For those of you who are raising your hands and wanting to point out that Philly hung 23 on the lowly Dallas Cowboys back on November 1st (which feels like it was three months ago), keep in mind the fact that six of those 23 points came by way of a Rodney McLeod scoop and score. You can’t give Philly’s O the thumbs up for that, nor can you give an argument for why they’ll be able to hang with a more-than-capable Seattle Seahawks offense in their next game.

As a matter of fact, if you’re a Birds fan, you have to be asking yourself where points are going to come from, especially when they haven’t been able to produce any with any regularity. Philly released their third and final injury report on the Saturday leading up to Week 12’s game. They’re relatively healthy. Only three players are ruled out, so why does it feel like this team is still shorthanded?

It wasn’t supposed to be this way if you’re a Philadelphia Eagles fan.

Philadelphia entered the 2020 offseason with a plan to get younger and better on both sides of the ball. Much of the free-agency frenzy was dedicated to strengthening the defense. Much of the 2020 NFL Draft was dedicated to finding talent for the offensive unit.

In all, Philly drafted three wide receivers and executed a trade to bring in another. They drafted both of the Auburn Tigers’ starting offensive tackles from the 2019 college football season. They took a project quarterback in Round 2.

There were injuries. There were setbacks. Fast forward to the present, and this team is arguably the healthiest that they’ve been all season. Only three players are ruled out for Week 12’s game, (Rudy Ford, Sua Opeta, and Lane Johnson). Opeta is on the team’s IR (injured reserve). Johnson will soon join him as he’s done for the year. Earlier this week, both Vinny Curry and Corey Clement were activated from the Reserve/COVID-19 list, leaving JJ Arcega-Whiteside on the list by himself.

Again, this team hasn’t been this healthy all season. Sure, Jason Peters is questionable, and that means, if he can’t go, Philly has to make some decisions at right guard. Sure, Zach Ertz is still trying to work his way back onto the field, but the Eagles have Carson Wentz, Miles Sanders, Travis Fulgham, Greg Ward, Jalen Reagor, John Hightower, Dallas Goedert, and Alshon Jeffery all at their disposal on offense.

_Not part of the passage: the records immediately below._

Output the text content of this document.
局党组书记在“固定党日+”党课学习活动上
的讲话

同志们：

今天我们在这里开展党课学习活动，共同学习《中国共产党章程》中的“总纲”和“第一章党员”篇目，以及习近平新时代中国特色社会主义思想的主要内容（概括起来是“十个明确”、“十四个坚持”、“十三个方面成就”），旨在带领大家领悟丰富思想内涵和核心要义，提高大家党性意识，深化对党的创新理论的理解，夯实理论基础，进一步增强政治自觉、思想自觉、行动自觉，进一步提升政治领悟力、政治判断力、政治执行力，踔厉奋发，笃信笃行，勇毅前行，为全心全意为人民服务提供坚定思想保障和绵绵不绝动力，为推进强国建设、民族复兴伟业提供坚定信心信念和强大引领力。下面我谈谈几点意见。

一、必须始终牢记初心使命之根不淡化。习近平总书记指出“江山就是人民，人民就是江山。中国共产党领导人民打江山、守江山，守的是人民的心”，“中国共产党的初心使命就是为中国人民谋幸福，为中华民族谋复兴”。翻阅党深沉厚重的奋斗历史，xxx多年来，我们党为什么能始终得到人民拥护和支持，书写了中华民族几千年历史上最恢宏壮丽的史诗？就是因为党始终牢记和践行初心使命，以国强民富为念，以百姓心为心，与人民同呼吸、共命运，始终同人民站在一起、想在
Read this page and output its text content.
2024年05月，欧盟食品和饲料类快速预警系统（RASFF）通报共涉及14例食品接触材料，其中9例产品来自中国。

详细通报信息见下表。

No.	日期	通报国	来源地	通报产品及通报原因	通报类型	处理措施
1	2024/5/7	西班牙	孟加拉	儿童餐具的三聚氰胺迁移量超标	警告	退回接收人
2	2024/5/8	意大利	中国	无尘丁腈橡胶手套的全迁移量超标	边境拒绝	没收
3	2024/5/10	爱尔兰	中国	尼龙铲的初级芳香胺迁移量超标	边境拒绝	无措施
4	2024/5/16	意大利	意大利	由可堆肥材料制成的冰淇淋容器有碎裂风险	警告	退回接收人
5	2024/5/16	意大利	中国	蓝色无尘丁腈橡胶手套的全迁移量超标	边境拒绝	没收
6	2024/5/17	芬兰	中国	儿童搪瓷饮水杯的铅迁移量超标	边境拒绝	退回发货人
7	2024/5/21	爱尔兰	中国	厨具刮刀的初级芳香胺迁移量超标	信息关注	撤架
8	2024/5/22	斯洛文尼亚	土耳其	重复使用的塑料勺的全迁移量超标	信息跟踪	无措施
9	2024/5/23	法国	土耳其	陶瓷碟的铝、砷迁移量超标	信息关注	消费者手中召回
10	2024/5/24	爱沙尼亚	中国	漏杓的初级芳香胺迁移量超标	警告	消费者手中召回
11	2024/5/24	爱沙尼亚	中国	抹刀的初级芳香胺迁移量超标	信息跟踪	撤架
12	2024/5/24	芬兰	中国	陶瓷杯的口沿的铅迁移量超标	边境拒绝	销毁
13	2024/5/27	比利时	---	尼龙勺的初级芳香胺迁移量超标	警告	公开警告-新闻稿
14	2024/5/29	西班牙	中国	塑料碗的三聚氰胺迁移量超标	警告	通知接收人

Why does it feel like they’re shorthanded then? Why does it feel like they’ve got no shot to compete with the might Seattle Seahawks offense and Russell Wilson? Why have they only been able to manage 17 points or less on offense versus the Cowboys, New York Giants, and Cleveland Browns? None of those teams will ever be confused with the ’85 Chicago Bears?

Next. 3 Eagles with much to gain following Johnson's injury. dark

Is it a lack of ability, a lack of desire, or the absence of good coaching? How can a team with so much talent, a team that’s this healthy this late in the season always feel like it’s missing something? Why can’t we put our finger definitively on what it is that they’re missing? The debate table is open. Two things are certain. One, it wasn’t supposed to be this way, and second, we’ll get another look at the Eagles’ offense during Philly’s final primetime game of 2020’s NFL season.